Вот какой Хармс! Взгляд современников - страница 2

стр.

Всем своим жизненным поведением Хармс провоцирует своего читателя на это вглядыванье. Недаром он сам полагал, что «свою жизнь создать» для него едва ли не важнее, чем писать стихи. И это ощущали его близкие, друзья, которые его хорошо знали. Не зря, по свидетельству Я. С. Друскина, его первый друг, Александр Иванович Введенский, сказал: «Хармс не создает искусство, а сам есть искусство».

Всё это я говорю к тому, что воспоминания о нем — не какое-то отдельное, а многие — дают возможность прикоснуться, ощутить особенность человека, который «сам есть искусство».

Воспоминания о Данииле Хармсе я собирал и записывал на протяжении полувека. Пожалуй, уже никого из мемуаристов нет в живых. Но у меня никогда не померкнет чувство признательности к ним за то, что они делились со мной своими воспоминаниями о Данииле Ивановиче Хармсе.

ЭММА МЕЛЬНИКОВА

«ВПОЛНЕ ПРИЛИЧНО»

Эмма Эдуардовна Мельникова, в девичестве Изигкейт (1901—1987), топограф.

Я записал ее воспоминания в декабре 1977 года у нее дома в Ленинграде.


Я училась в английской школе. Она называлась Энглишешуле, но там, собственно, всё преподавание было на немецком языке. Основана она была англичанами-моряками, которые в свое время приезжали в Петербург. Помещалась в Максимилиановском переулке, дом 7. Теперь он называется переулок Пирогова.

Но Даня-то учился в Петершуле. Это Невский, дом 22—24. Он учился с моим братом Виктором. Но я считаю, что они все-таки были в разных классах. Виктор 902-го года, а Даня, кажется, 905-го. Так что они не могли быть в одном классе.

Я уже не могу сказать, как они познакомились. Вот он приходил к нам. Мы жили в Конюшенном переулке, дом 1, И еще был один товарищ, Лёня Воронин, — мы так его звали.

Я в то время училась в топографическом техникуме. И по окончании его уехала на Северный Кавказ.
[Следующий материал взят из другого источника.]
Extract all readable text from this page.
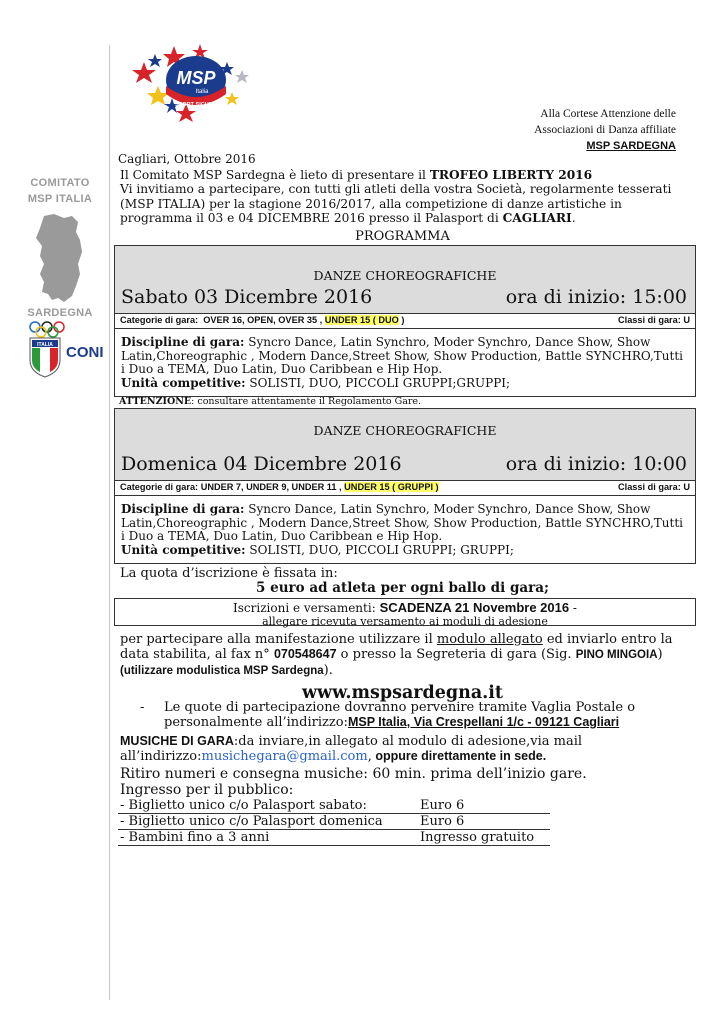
MSP
Italia
SPORT SICURO
COMITATO
MSP ITALIA
SARDEGNA
ITALIA CONI
Alla Cortese Attenzione delle
Associazioni di Danza affiliate
MSP SARDEGNA
Cagliari, Ottobre 2016

Il Comitato MSP Sardegna è lieto di presentare il TROFEO LIBERTY 2016

Vi invitiamo a partecipare, con tutti gli atleti della vostra Società, regolarmente tesserati (MSP ITALIA) per la stagione 2016/2017, alla competizione di danze artistiche in programma il 03 e 04 DICEMBRE 2016 presso il Palasport di CAGLIARI.

PROGRAMMA
DANZE CHOREOGRAFICHE
Sabato 03 Dicembre 2016	ora di inizio: 15:00
Categorie di gara: OVER 16, OPEN, OVER 35 , UNDER 15 ( DUO )	Classi di gara: U
Discipline di gara: Syncro Dance, Latin Synchro, Moder Synchro, Dance Show, Show Latin,Choreographic , Modern Dance,Street Show, Show Production, Battle SYNCHRO,Tutti i Duo a TEMA, Duo Latin, Duo Caribbean e Hip Hop.
Unità competitive: SOLISTI, DUO, PICCOLI GRUPPI;GRUPPI;
ATTENZIONE: consultare attentamente il Regolamento Gare.
DANZE CHOREOGRAFICHE
Domenica 04 Dicembre 2016	ora di inizio: 10:00
Categorie di gara: UNDER 7, UNDER 9, UNDER 11 , UNDER 15 ( GRUPPI )	Classi di gara: U
Discipline di gara: Syncro Dance, Latin Synchro, Moder Synchro, Dance Show, Show Latin,Choreographic , Modern Dance,Street Show, Show Production, Battle SYNCHRO,Tutti i Duo a TEMA, Duo Latin, Duo Caribbean e Hip Hop.
Unità competitive: SOLISTI, DUO, PICCOLI GRUPPI; GRUPPI;
La quota d’iscrizione è fissata in:
5 euro ad atleta per ogni ballo di gara;
Iscrizioni e versamenti: SCADENZA 21 Novembre 2016 -
allegare ricevuta versamento ai moduli di adesione
per partecipare alla manifestazione utilizzare il modulo allegato ed inviarlo entro la data stabilita, al fax n° 070548647 o presso la Segreteria di gara (Sig. PINO MINGOIA) (utilizzare modulistica MSP Sardegna).
www.mspsardegna.it
- Le quote di partecipazione dovranno pervenire tramite Vaglia Postale o personalmente all’indirizzo:MSP Italia, Via Crespellani 1/c - 09121 Cagliari
MUSICHE DI GARA:da inviare,in allegato al modulo di adesione,via mail all’indirizzo:musichegara@gmail.com, oppure direttamente in sede.
Ritiro numeri e consegna musiche: 60 min. prima dell’inizio gare.
Ingresso per il pubblico:
- Biglietto unico c/o Palasport sabato:	Euro 6
- Biglietto unico c/o Palasport domenica	Euro 6
- Bambini fino a 3 anni	Ingresso gratuito
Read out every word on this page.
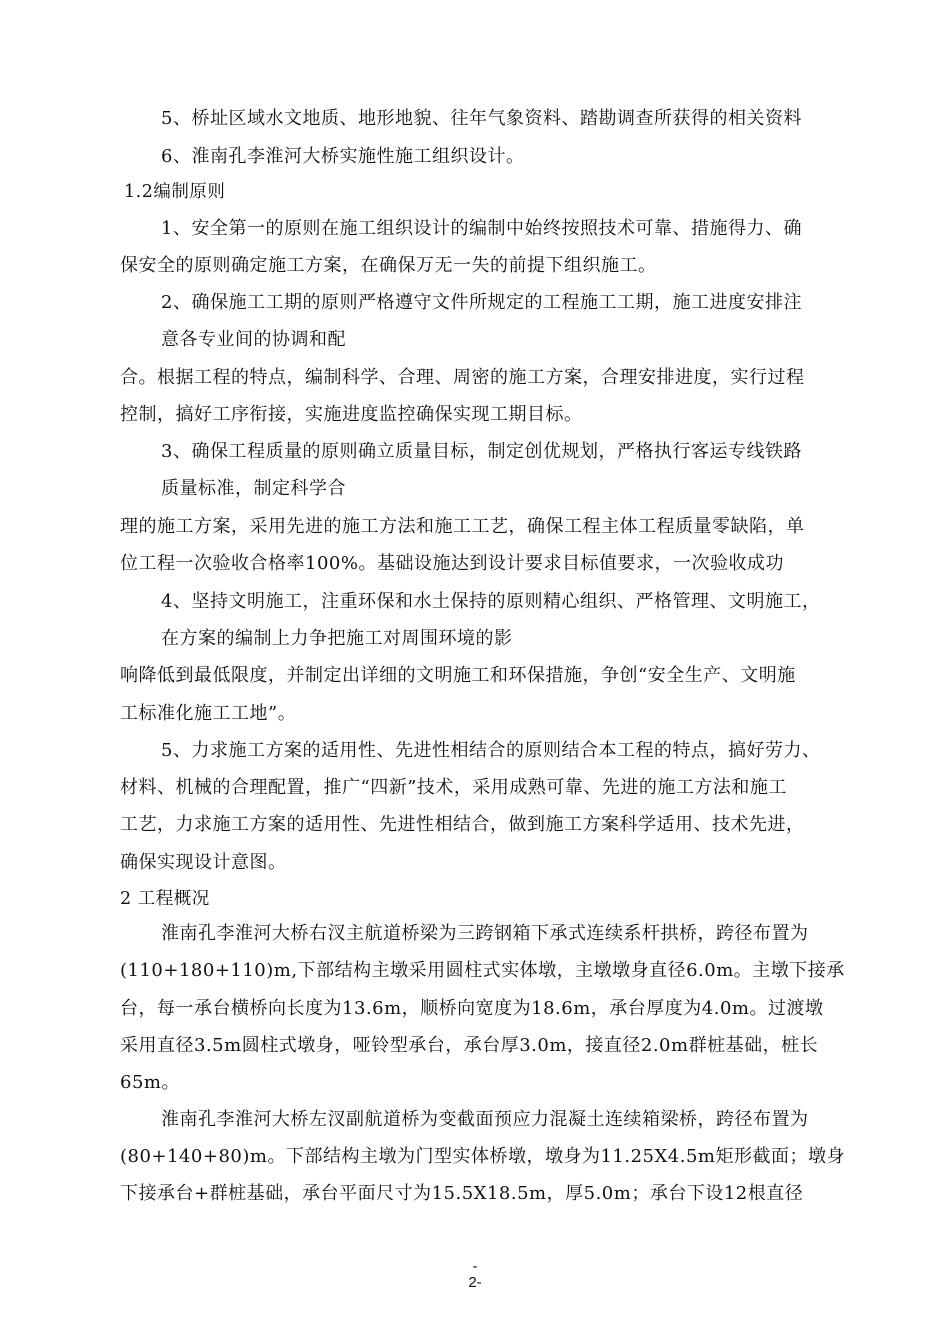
5、桥址区域水文地质、地形地貌、往年气象资料、踏勘调查所获得的相关资料
6、淮南孔李淮河大桥实施性施工组织设计。
1.2编制原则
1、安全第一的原则在施工组织设计的编制中始终按照技术可靠、措施得力、确
保安全的原则确定施工方案，在确保万无一失的前提下组织施工。
2、确保施工工期的原则严格遵守文件所规定的工程施工工期，施工进度安排注
意各专业间的协调和配
合。根据工程的特点，编制科学、合理、周密的施工方案，合理安排进度，实行过程
控制，搞好工序衔接，实施进度监控确保实现工期目标。
3、确保工程质量的原则确立质量目标，制定创优规划，严格执行客运专线铁路
质量标准，制定科学合
理的施工方案，采用先进的施工方法和施工工艺，确保工程主体工程质量零缺陷，单
位工程一次验收合格率100%。基础设施达到设计要求目标值要求，一次验收成功
4、坚持文明施工，注重环保和水土保持的原则精心组织、严格管理、文明施工，
在方案的编制上力争把施工对周围环境的影
响降低到最低限度，并制定出详细的文明施工和环保措施，争创“安全生产、文明施
工标准化施工工地”。
5、力求施工方案的适用性、先进性相结合的原则结合本工程的特点，搞好劳力、
材料、机械的合理配置，推广“四新”技术，采用成熟可靠、先进的施工方法和施工
工艺，力求施工方案的适用性、先进性相结合，做到施工方案科学适用、技术先进，
确保实现设计意图。
2 工程概况
淮南孔李淮河大桥右汊主航道桥梁为三跨钢箱下承式连续系杆拱桥，跨径布置为
(110+180+110)m,下部结构主墩采用圆柱式实体墩，主墩墩身直径6.0m。主墩下接承
台，每一承台横桥向长度为13.6m，顺桥向宽度为18.6m，承台厚度为4.0m。过渡墩
采用直径3.5m圆柱式墩身，哑铃型承台，承台厚3.0m，接直径2.0m群桩基础，桩长
65m。
淮南孔李淮河大桥左汊副航道桥为变截面预应力混凝土连续箱梁桥，跨径布置为
(80+140+80)m。下部结构主墩为门型实体桥墩，墩身为11.25X4.5m矩形截面；墩身
下接承台+群桩基础，承台平面尺寸为15.5X18.5m，厚5.0m；承台下设12根直径
-
2-
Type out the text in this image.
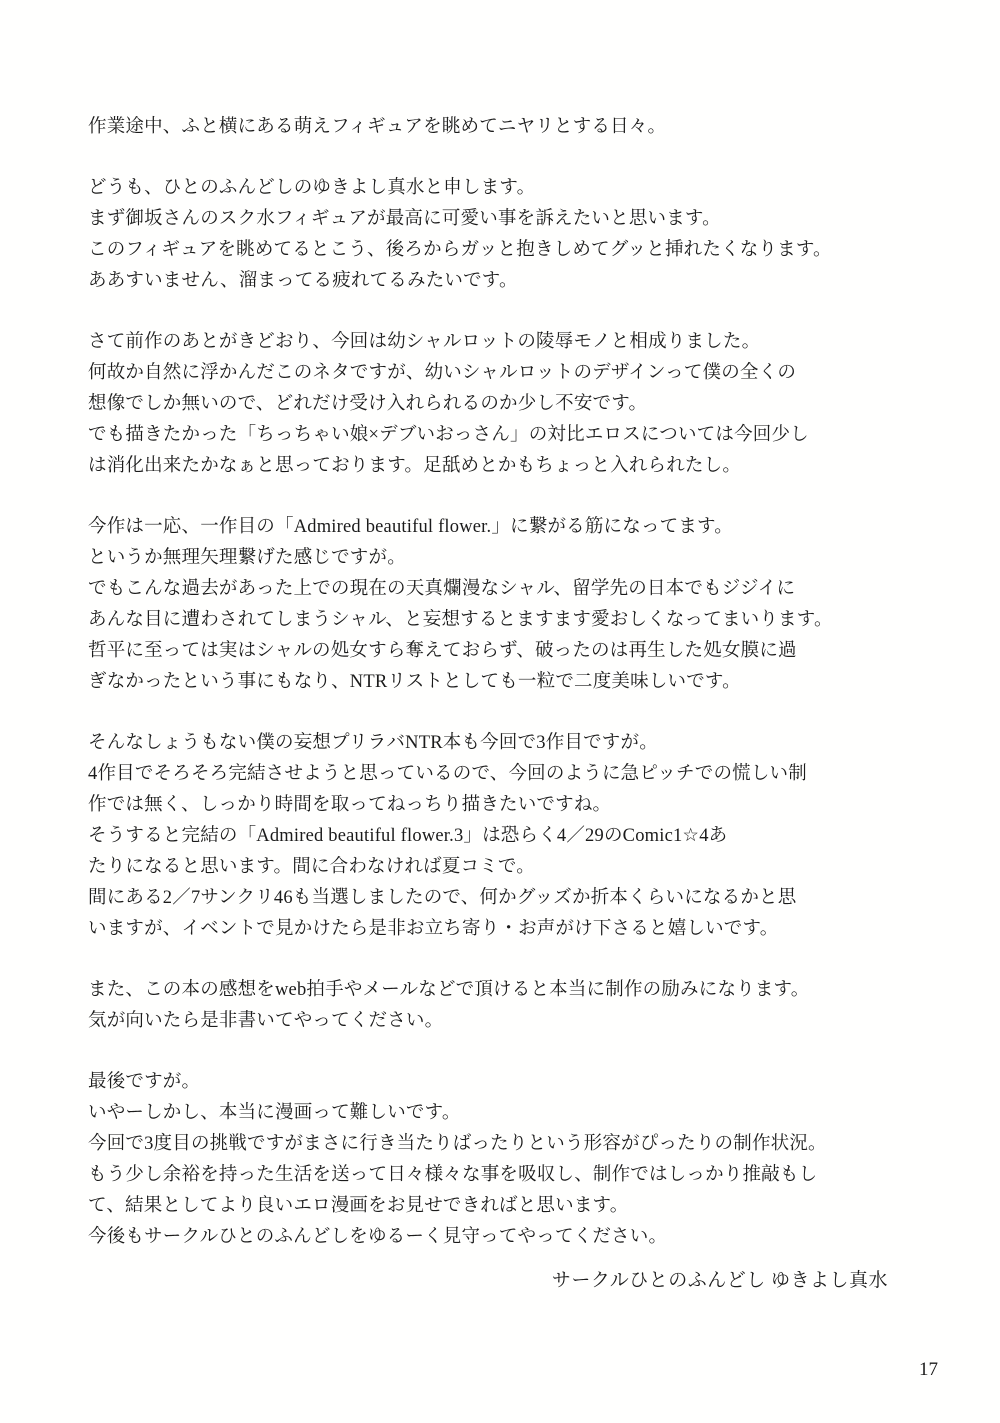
作業途中、ふと横にある萌えフィギュアを眺めてニヤリとする日々。
どうも、ひとのふんどしのゆきよし真水と申します。
まず御坂さんのスク水フィギュアが最高に可愛い事を訴えたいと思います。
このフィギュアを眺めてるとこう、後ろからガッと抱きしめてグッと挿れたくなります。
ああすいません、溜まってる疲れてるみたいです。
さて前作のあとがきどおり、今回は幼シャルロットの陵辱モノと相成りました。
何故か自然に浮かんだこのネタですが、幼いシャルロットのデザインって僕の全くの
想像でしか無いので、どれだけ受け入れられるのか少し不安です。
でも描きたかった「ちっちゃい娘×デブいおっさん」の対比エロスについては今回少し
は消化出来たかなぁと思っております。足舐めとかもちょっと入れられたし。
今作は一応、一作目の「Admired beautiful flower.」に繋がる筋になってます。
というか無理矢理繋げた感じですが。
でもこんな過去があった上での現在の天真爛漫なシャル、留学先の日本でもジジイに
あんな目に遭わされてしまうシャル、と妄想するとますます愛おしくなってまいります。
哲平に至っては実はシャルの処女すら奪えておらず、破ったのは再生した処女膜に過
ぎなかったという事にもなり、NTRリストとしても一粒で二度美味しいです。
そんなしょうもない僕の妄想プリラバNTR本も今回で3作目ですが。
4作目でそろそろ完結させようと思っているので、今回のように急ピッチでの慌しい制
作では無く、しっかり時間を取ってねっちり描きたいですね。
そうすると完結の「Admired beautiful flower.3」は恐らく4／29のComic1☆4あ
たりになると思います。間に合わなければ夏コミで。
間にある2／7サンクリ46も当選しましたので、何かグッズか折本くらいになるかと思
いますが、イベントで見かけたら是非お立ち寄り・お声がけ下さると嬉しいです。
また、この本の感想をweb拍手やメールなどで頂けると本当に制作の励みになります。
気が向いたら是非書いてやってください。
最後ですが。
いやーしかし、本当に漫画って難しいです。
今回で3度目の挑戦ですがまさに行き当たりばったりという形容がぴったりの制作状況。
もう少し余裕を持った生活を送って日々様々な事を吸収し、制作ではしっかり推敲もし
て、結果としてより良いエロ漫画をお見せできればと思います。
今後もサークルひとのふんどしをゆるーく見守ってやってください。
サークルひとのふんどし ゆきよし真水
17
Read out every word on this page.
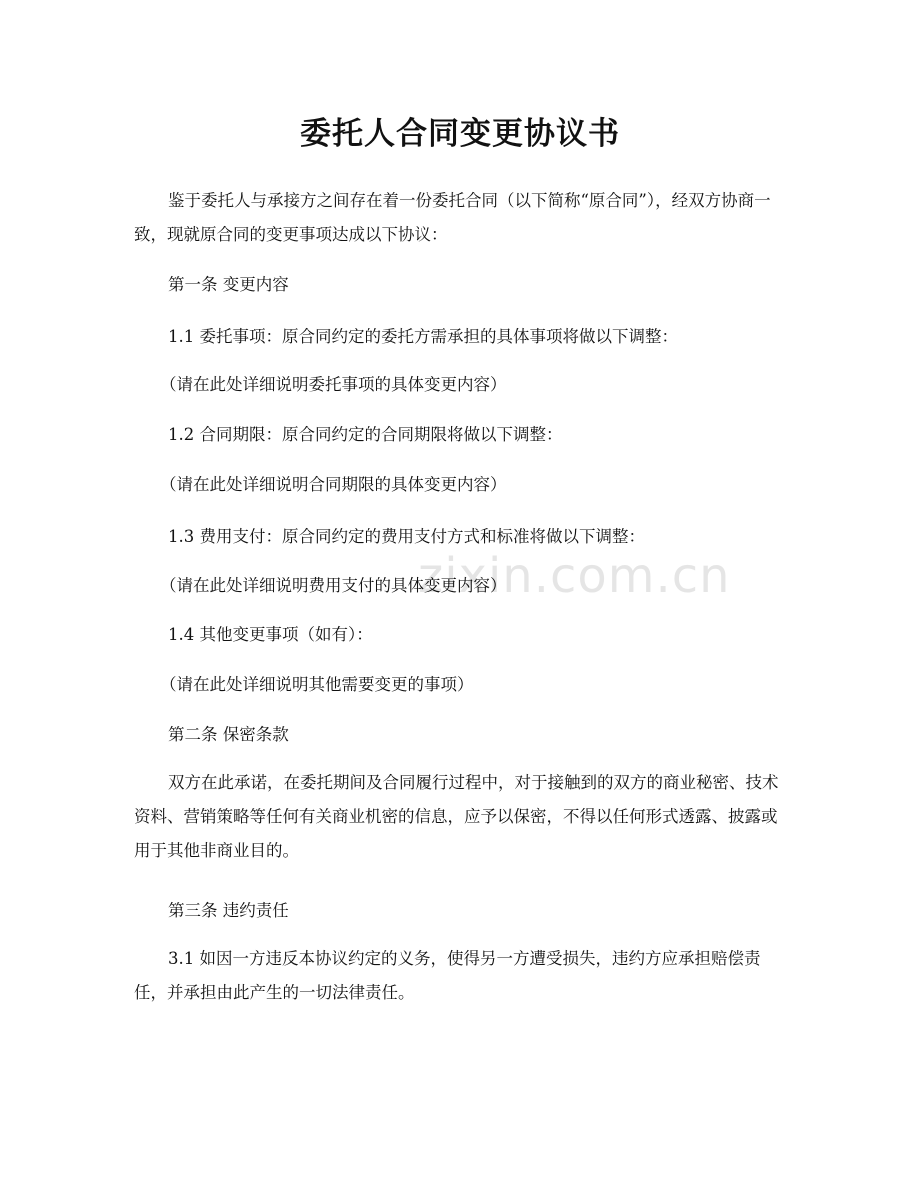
委托人合同变更协议书

鉴于委托人与承接方之间存在着一份委托合同（以下简称“原合同”），经双方协商一致，现就原合同的变更事项达成以下协议：

第一条 变更内容

1.1 委托事项：原合同约定的委托方需承担的具体事项将做以下调整：

（请在此处详细说明委托事项的具体变更内容）

1.2 合同期限：原合同约定的合同期限将做以下调整：

（请在此处详细说明合同期限的具体变更内容）

1.3 费用支付：原合同约定的费用支付方式和标准将做以下调整：

（请在此处详细说明费用支付的具体变更内容）

1.4 其他变更事项（如有）：

（请在此处详细说明其他需要变更的事项）

第二条 保密条款

双方在此承诺，在委托期间及合同履行过程中，对于接触到的双方的商业秘密、技术资料、营销策略等任何有关商业机密的信息，应予以保密，不得以任何形式透露、披露或用于其他非商业目的。

第三条 违约责任

3.1 如因一方违反本协议约定的义务，使得另一方遭受损失，违约方应承担赔偿责任，并承担由此产生的一切法律责任。

zixin.com.cn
В 1927-м году.

С тех пор я потеряла их всех из виду. Данину судьбу вы знаете. И те двое в том же роде. Брат уехал, а к нам, девушкам, они не ходили. И когда я вернулась в 1932 году с Кавказа, уже никого не видела, не встречала.

Мой брат был по профессии булочник, рабочий-булочник. А Лёня Воронин, — я не знаю, чем он занимался. Он был сын богатых родителей, купца, может быть.

Даня иногда приходил, и мы с ним решали задачки по тригонометрии, алгебре. Он хороший математик был, очень развитой человек. Я после него не встречала никого такого. Во всех отношениях развитой.

У Дани было правильное лицо, классическое. Очень высокого роста. Худой, конечно, в те годы молодые. Всегда аккуратно и чисто одет был, причесан. Очень вежлив, хорошо воспитан. С девушками разговаривал на вы.

Где он потом учился, я не знаю, потому что, — что же, — ему было уже больше двадцати лет[1].

Когда он приходил к Виктору, разговоры были, как когда молодые ребята собираются: кто что читал, что́ видел в кино. Очень интересовались книгами о путешествиях, об иностранных народах и странах. Что читали, то и обсуждали. Морской тематикой очень интересовались. И, начитавшись книг, курили трубки, воображали себя «морскими волками». Всем им хотелось во флот поступить.

Даня любил шагать по комнате. Помню, он нам декламировал «Иван Иваныч Самовар», еще до того как я читала это в книгах тогда. «Торопышкин», что ли[2]? На охоту ходил с собакой.

Они очень много курили, и моя сестра Валя, Валентина, раз рассердилась и выкинула Данькину трубку за окно. Во двор. Дело было летом, окна были открыты. Даня вообще был невозмутим, что бы ни делали. Спокойно спустился со второго этажа, поднял трубку и вернулся. Но курить больше не стал.

Однажды он пришел в новом костюме. И один лацкан в нем был длинный, до колен у него. Я сказала:

— Почему так шит костюм?

А он сказал:

— Я так велел портному, мне так понравилось.

Но когда он в следующий раз пришел к нам, то этого лацкана уже не было.

— Он мне надоел, и я его отрезал.

Он был большой чудак и придумал такую сценку разыграть. Он предложил, чтобы я оделась няней, — передничек, косынку, взяла его за руку и вела бы по Невскому, в то время как у него висела бы на шее соска. При нашей разнице в росте — я маленького, годилась ему подмышки, а он очень высокий — это выглядело бы комично.